Trump’s Chess Game with Iran: Tehran’s Oldest Trick is Widening the Board

President Trump, holding superior military pieces, faces an Iran that is not engaging in a direct, move-for-move confrontation but is instead employing its oldest battlefield tactic: widening the strategic board. This pattern, reminiscent of the 1980-1988 Iran-Iraq War’s Tanker War, involves responding to American strikes on military targets not with matching firepower, but by shifting pressure to commercial shipping, oil markets, regional capitals, and domestic political debates. Following U.S. Central Command’s recent strikes on Iranian coastal defenses and missile sites aimed at tightening a naval blockade, Iran has retaliated with attacks on U.S.-linked targets in Bahrain, Kuwait, and Jordan, and on tankers in the Strait of Hormuz, effectively turning a maritime chokepoint into a broader crisis.
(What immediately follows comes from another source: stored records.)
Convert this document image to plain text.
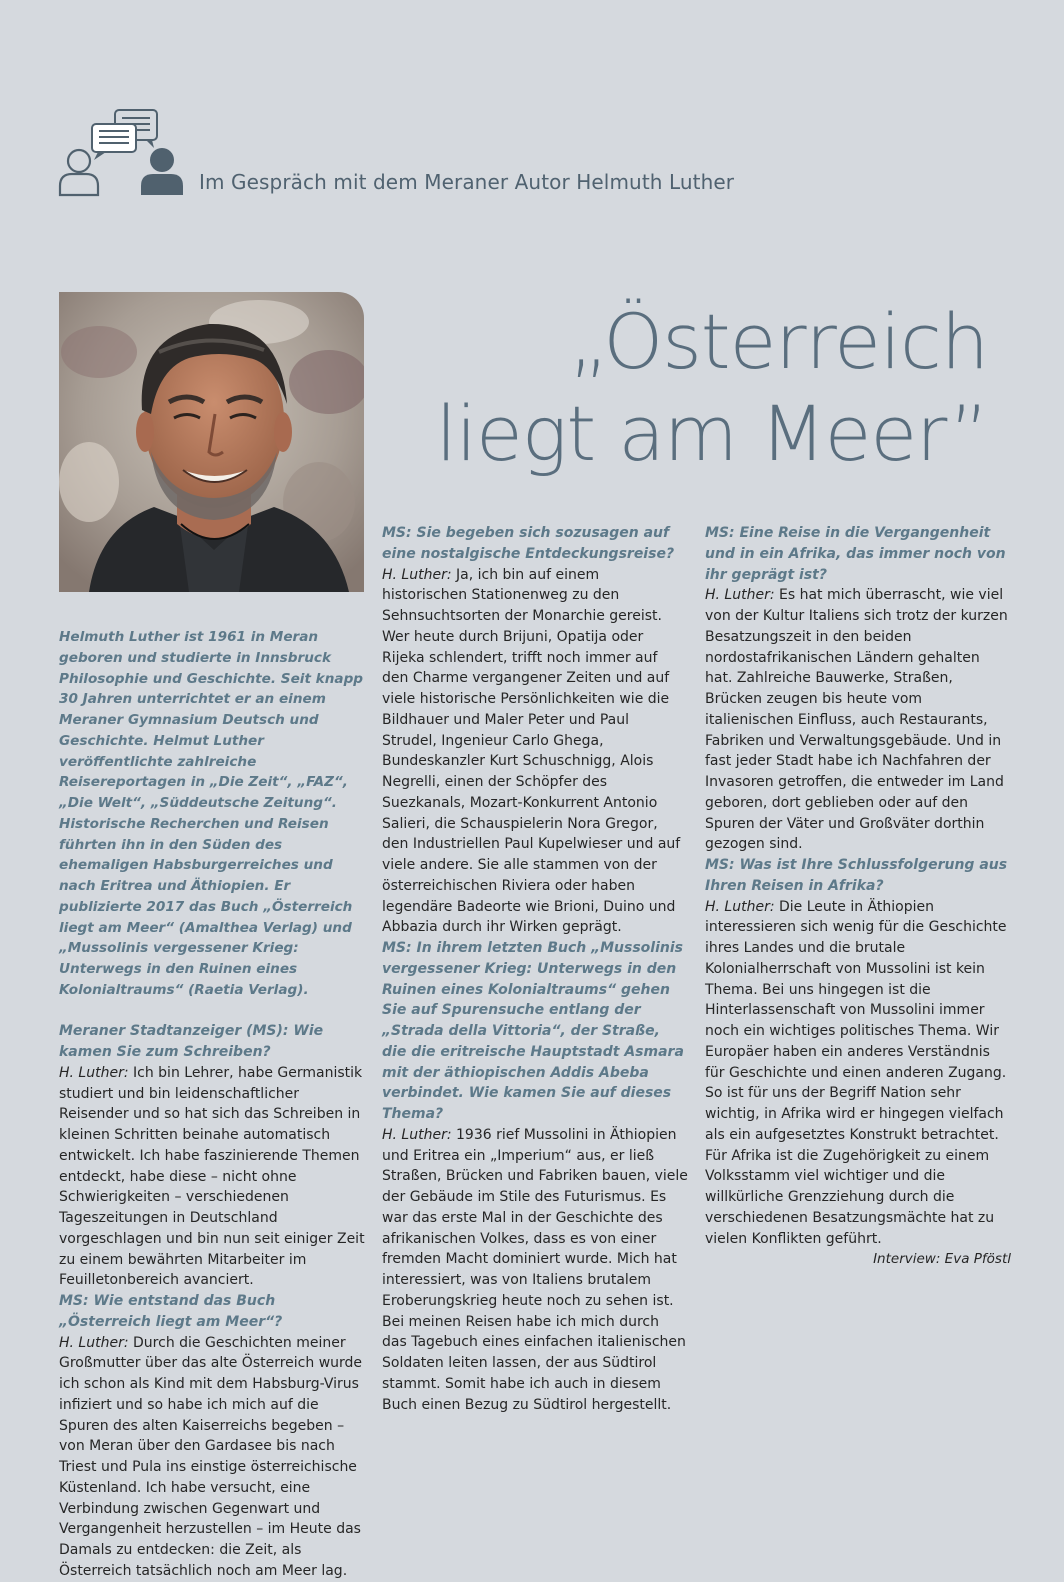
Im Gespräch mit dem Meraner Autor Helmuth Luther
„Österreich
liegt am Meer”

Helmuth Luther ist 1961 in Meran geboren und studierte in Innsbruck Philosophie und Geschichte. Seit knapp 30 Jahren unterrichtet er an einem Meraner Gymnasium Deutsch und Geschichte. Helmut Luther veröffentlichte zahlreiche Reisereportagen in „Die Zeit“, „FAZ“, „Die Welt“, „Süddeutsche Zeitung“. Historische Recherchen und Reisen führten ihn in den Süden des ehemaligen Habsburgerreiches und nach Eritrea und Äthiopien. Er publizierte 2017 das Buch „Österreich liegt am Meer“ (Amalthea Verlag) und „Mussolinis vergessener Krieg: Unterwegs in den Ruinen eines Kolonialtraums“ (Raetia Verlag).

Meraner Stadtanzeiger (MS): Wie kamen Sie zum Schreiben?

H. Luther: Ich bin Lehrer, habe Germanistik studiert und bin leidenschaftlicher Reisender und so hat sich das Schreiben in kleinen Schritten beinahe automatisch entwickelt. Ich habe faszinierende Themen entdeckt, habe diese – nicht ohne Schwierigkeiten – verschiedenen Tageszeitungen in Deutschland vorgeschlagen und bin nun seit einiger Zeit zu einem bewährten Mitarbeiter im Feuilletonbereich avanciert.

MS: Wie entstand das Buch „Österreich liegt am Meer“?

H. Luther: Durch die Geschichten meiner Großmutter über das alte Österreich wurde ich schon als Kind mit dem Habsburg-Virus infiziert und so habe ich mich auf die Spuren des alten Kaiserreichs begeben – von Meran über den Gardasee bis nach Triest und Pula ins einstige österreichische Küstenland. Ich habe versucht, eine Verbindung zwischen Gegenwart und Vergangenheit herzustellen – im Heute das Damals zu entdecken: die Zeit, als Österreich tatsächlich noch am Meer lag.

MS: Sie begeben sich sozusagen auf eine nostalgische Entdeckungsreise?

H. Luther: Ja, ich bin auf einem historischen Stationenweg zu den Sehnsuchtsorten der Monarchie gereist. Wer heute durch Brijuni, Opatija oder Rijeka schlendert, trifft noch immer auf den Charme vergangener Zeiten und auf viele historische Persönlichkeiten wie die Bildhauer und Maler Peter und Paul Strudel, Ingenieur Carlo Ghega, Bundeskanzler Kurt Schuschnigg, Alois Negrelli, einen der Schöpfer des Suezkanals, Mozart-Konkurrent Antonio Salieri, die Schauspielerin Nora Gregor, den Industriellen Paul Kupelwieser und auf viele andere. Sie alle stammen von der österreichischen Riviera oder haben legendäre Badeorte wie Brioni, Duino und Abbazia durch ihr Wirken geprägt.

MS: In ihrem letzten Buch „Mussolinis vergessener Krieg: Unterwegs in den Ruinen eines Kolonialtraums“ gehen Sie auf Spurensuche entlang der „Strada della Vittoria“, der Straße, die die eritreische Hauptstadt Asmara mit der äthiopischen Addis Abeba verbindet. Wie kamen Sie auf dieses Thema?

H. Luther: 1936 rief Mussolini in Äthiopien und Eritrea ein „Imperium“ aus, er ließ Straßen, Brücken und Fabriken bauen, viele der Gebäude im Stile des Futurismus. Es war das erste Mal in der Geschichte des afrikanischen Volkes, dass es von einer fremden Macht dominiert wurde. Mich hat interessiert, was von Italiens brutalem Eroberungskrieg heute noch zu sehen ist. Bei meinen Reisen habe ich mich durch das Tagebuch eines einfachen italienischen Soldaten leiten lassen, der aus Südtirol stammt. Somit habe ich auch in diesem Buch einen Bezug zu Südtirol hergestellt.

MS: Eine Reise in die Vergangenheit und in ein Afrika, das immer noch von ihr geprägt ist?

H. Luther: Es hat mich überrascht, wie viel von der Kultur Italiens sich trotz der kurzen Besatzungszeit in den beiden nordostafrikanischen Ländern gehalten hat. Zahlreiche Bauwerke, Straßen, Brücken zeugen bis heute vom italienischen Einfluss, auch Restaurants, Fabriken und Verwaltungsgebäude. Und in fast jeder Stadt habe ich Nachfahren der Invasoren getroffen, die entweder im Land geboren, dort geblieben oder auf den Spuren der Väter und Großväter dorthin gezogen sind.

MS: Was ist Ihre Schlussfolgerung aus Ihren Reisen in Afrika?

H. Luther: Die Leute in Äthiopien interessieren sich wenig für die Geschichte ihres Landes und die brutale Kolonialherrschaft von Mussolini ist kein Thema. Bei uns hingegen ist die Hinterlassenschaft von Mussolini immer noch ein wichtiges politisches Thema. Wir Europäer haben ein anderes Verständnis für Geschichte und einen anderen Zugang. So ist für uns der Begriff Nation sehr wichtig, in Afrika wird er hingegen vielfach als ein aufgesetztes Konstrukt betrachtet. Für Afrika ist die Zugehörigkeit zu einem Volksstamm viel wichtiger und die willkürliche Grenzziehung durch die verschiedenen Besatzungsmächte hat zu vielen Konflikten geführt.

Interview: Eva Pföstl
This strategy aims to multiply America’s obligations and force a test of endurance rather than a direct military defeat. The risk is amplified by Iran signaling its Houthi allies could threaten the Bab el-Mandeb gateway to the Red Sea, creating a second vital energy artery at risk and transforming a one-chokepoint crisis into a two-chokepoint challenge. Furthermore, an unforced American error, like briefly floating a toll on Hormuz shipping, undermines credibility. To counter this, Trump must avoid making maritime policy publically, clearly define the nature of the conflict, and use force to narrow Iran’s options, not expand America’s burdens. Iran’s objective is not to win a direct fight, but to raise the cost, drag out the conflict, and claim endurance as victory, a dangerous game where check is not checkmate if Washington mistakes movement for strategy.